Be sure to keep your scars out of the sunlight to help them heal properly.
Sexuality and Pregnancy
You may resume sexual activity when you feel physically and emotionally stable.
Women need to use a mechanical form of birth control, as fertility may be increased with weight loss and oral contraceptives may not be fully absorbed.
Many severely obese women are also infertile, because the fatty tissue soaks up the normal hormones and makes some of its own as well. This may confuse the ovaries and uterus and cause a lack of ovulation. As weight loss occurs, this situation may change quickly.
You may start planning a pregnancy after weight loss stabilizes, but it is imperative not to become pregnant during the first 18 months after your surgery, since both you and the baby need to be healthy and safe.
If you do become pregnant, please arrange for your obstetrician/gynecologist to contact your surgeon’s office. They will discuss specific information about your surgery, so they can work together to provide you with the best prenatal care.
A Lifelong Commitment
After surgery, you must be committed to regularly taking vitamins and supplements, eating healthfully, attending follow-up appointments with your doctor, exercising and participating in support groups for life. Your emotional and physical well-being depends on this commitment.
Lack of exercise, poorly balanced meals, constant grazing, eating processed carbohydrates and drinking carbonated beverages are common causes of regaining weight after surgery. You will need to manage your food intake and exercise for the rest of your life.
Adhering to healthy nutrition guidelines after weight loss is essential for long-term success and weight maintenance. For optimal health, we recommend incorporating all of the food groups according to the American Dietetic Association (ADA) guidelines.
In a reduced calorie state, the body’s natural tendency is to use muscle for immediate energy needs. Therefore, it is essential to follow a strict fitness program after surgery. Exercising at least three times a week conserves lean muscle mass, burns fat and increases your potential for long-term success.

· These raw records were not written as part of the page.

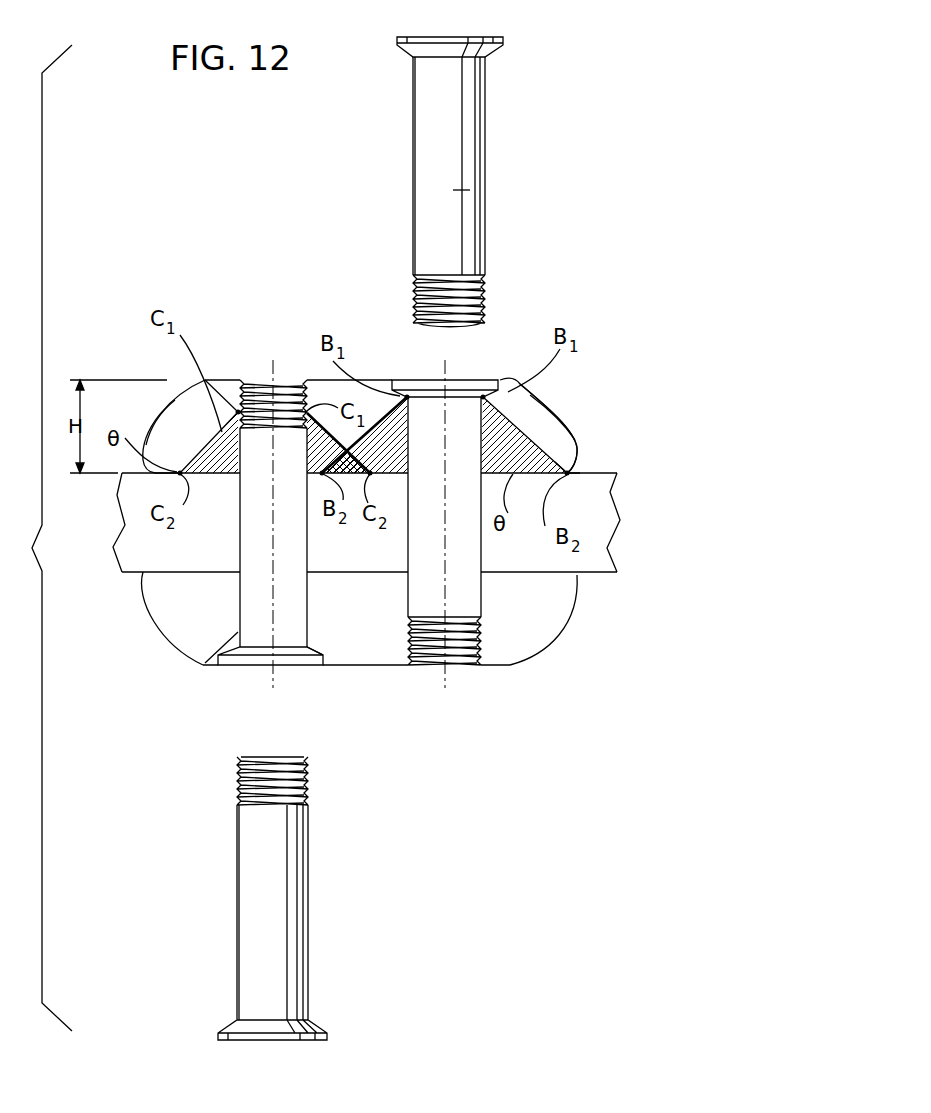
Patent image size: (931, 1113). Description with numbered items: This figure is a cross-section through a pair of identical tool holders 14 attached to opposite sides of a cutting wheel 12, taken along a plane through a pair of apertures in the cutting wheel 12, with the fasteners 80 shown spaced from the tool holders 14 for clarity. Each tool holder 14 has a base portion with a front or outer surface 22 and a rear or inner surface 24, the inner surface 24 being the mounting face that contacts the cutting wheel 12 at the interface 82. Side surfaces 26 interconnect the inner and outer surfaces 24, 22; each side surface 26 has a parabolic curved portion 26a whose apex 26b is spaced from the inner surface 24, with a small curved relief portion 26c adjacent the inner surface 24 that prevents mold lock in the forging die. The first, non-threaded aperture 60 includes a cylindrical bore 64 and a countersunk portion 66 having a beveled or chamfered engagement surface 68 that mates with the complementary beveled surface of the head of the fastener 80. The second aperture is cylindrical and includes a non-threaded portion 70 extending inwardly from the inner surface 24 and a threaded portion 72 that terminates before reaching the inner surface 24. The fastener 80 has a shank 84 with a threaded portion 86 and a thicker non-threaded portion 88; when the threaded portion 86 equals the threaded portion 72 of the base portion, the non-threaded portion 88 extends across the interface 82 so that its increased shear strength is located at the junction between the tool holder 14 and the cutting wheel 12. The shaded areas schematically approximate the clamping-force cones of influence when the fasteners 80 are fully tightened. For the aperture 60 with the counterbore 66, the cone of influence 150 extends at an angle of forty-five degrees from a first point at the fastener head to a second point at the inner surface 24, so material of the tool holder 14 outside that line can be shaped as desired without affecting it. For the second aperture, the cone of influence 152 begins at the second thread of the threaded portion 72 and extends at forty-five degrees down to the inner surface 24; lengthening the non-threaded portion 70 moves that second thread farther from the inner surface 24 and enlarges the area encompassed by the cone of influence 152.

The cutting wheel 12 is at (597, 558).
The tool holder 14 is at (385, 524).
The outer surface 22 is at (384, 506).
The inner surface 24 is at (347, 573).
The side surface 26 is at (385, 513).
The curved portion 26a is at (577, 438).
The apex 26b is at (580, 467).
The relief portion 26c is at (583, 478).
The first aperture 60 is at (345, 677).
The cylindrical bore 64 is at (240, 612).
The countersunk portion 66 is at (320, 663).
The chamfered engagement surface 68 is at (302, 663).
The non-threaded portion 70 is at (468, 590).
The threaded portion 72 is at (455, 658).
The fastener 80 is at (370, 315).
The interface 82 is at (182, 571).
The shank 84 is at (487, 118).
The threaded portion 86 is at (482, 295).
The non-threaded portion 88 is at (455, 190).
The cone of influence 150 is at (538, 420).
The cone of influence 152 is at (207, 405).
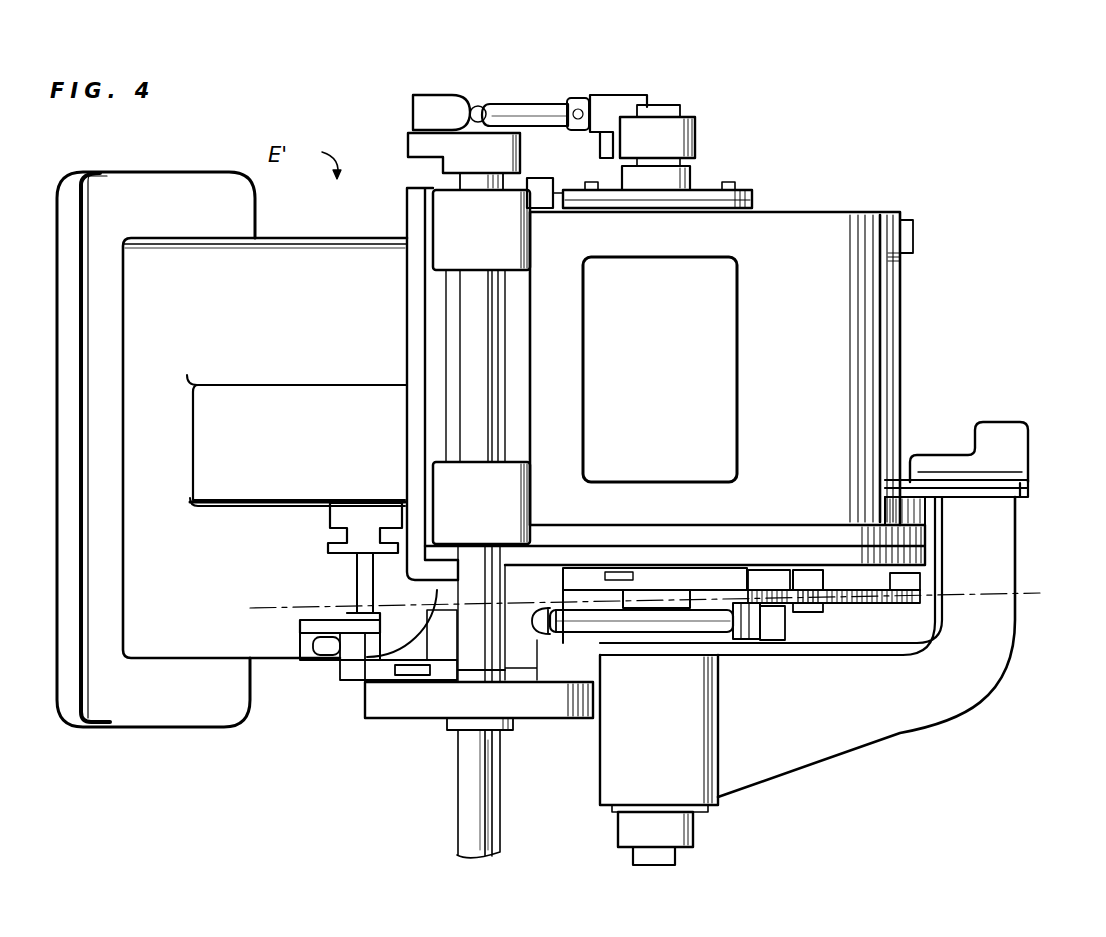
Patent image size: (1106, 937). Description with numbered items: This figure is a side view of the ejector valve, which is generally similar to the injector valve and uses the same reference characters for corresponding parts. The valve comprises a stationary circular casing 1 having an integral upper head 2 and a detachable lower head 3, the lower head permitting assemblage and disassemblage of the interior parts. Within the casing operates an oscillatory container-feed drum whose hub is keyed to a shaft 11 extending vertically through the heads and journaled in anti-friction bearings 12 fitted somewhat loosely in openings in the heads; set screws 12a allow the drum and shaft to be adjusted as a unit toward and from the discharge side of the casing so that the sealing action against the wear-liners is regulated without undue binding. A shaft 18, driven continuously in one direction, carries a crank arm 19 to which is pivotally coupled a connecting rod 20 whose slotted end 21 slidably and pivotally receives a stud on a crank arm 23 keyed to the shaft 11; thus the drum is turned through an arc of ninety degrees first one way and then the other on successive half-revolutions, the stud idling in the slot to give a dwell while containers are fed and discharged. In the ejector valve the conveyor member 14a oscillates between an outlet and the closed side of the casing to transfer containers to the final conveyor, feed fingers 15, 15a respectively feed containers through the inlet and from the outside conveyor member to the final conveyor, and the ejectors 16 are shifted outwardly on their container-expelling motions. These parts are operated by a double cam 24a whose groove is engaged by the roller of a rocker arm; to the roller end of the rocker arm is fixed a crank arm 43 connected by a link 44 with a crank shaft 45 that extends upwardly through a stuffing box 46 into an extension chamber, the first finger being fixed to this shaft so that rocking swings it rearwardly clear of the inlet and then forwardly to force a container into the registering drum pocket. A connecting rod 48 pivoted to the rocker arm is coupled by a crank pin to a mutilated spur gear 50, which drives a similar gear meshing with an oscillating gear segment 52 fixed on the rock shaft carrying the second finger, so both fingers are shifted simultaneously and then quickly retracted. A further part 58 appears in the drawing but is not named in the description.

The casing 1 is at (866, 314).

Because bariatric surgery changes the digestive process, lifelong vitamins and nutritional supplements are essential. Vitamin deficiencies are often predictable and preventable. Take your vitamins and supplements and commit to seeing your surgeon on a regular basis for lab work and follow-up.
This information is for educational purposes only and is not intended to replace the advice of your doctor or health care provider. We encourage you to discuss with your doctor any questions or concerns you may have.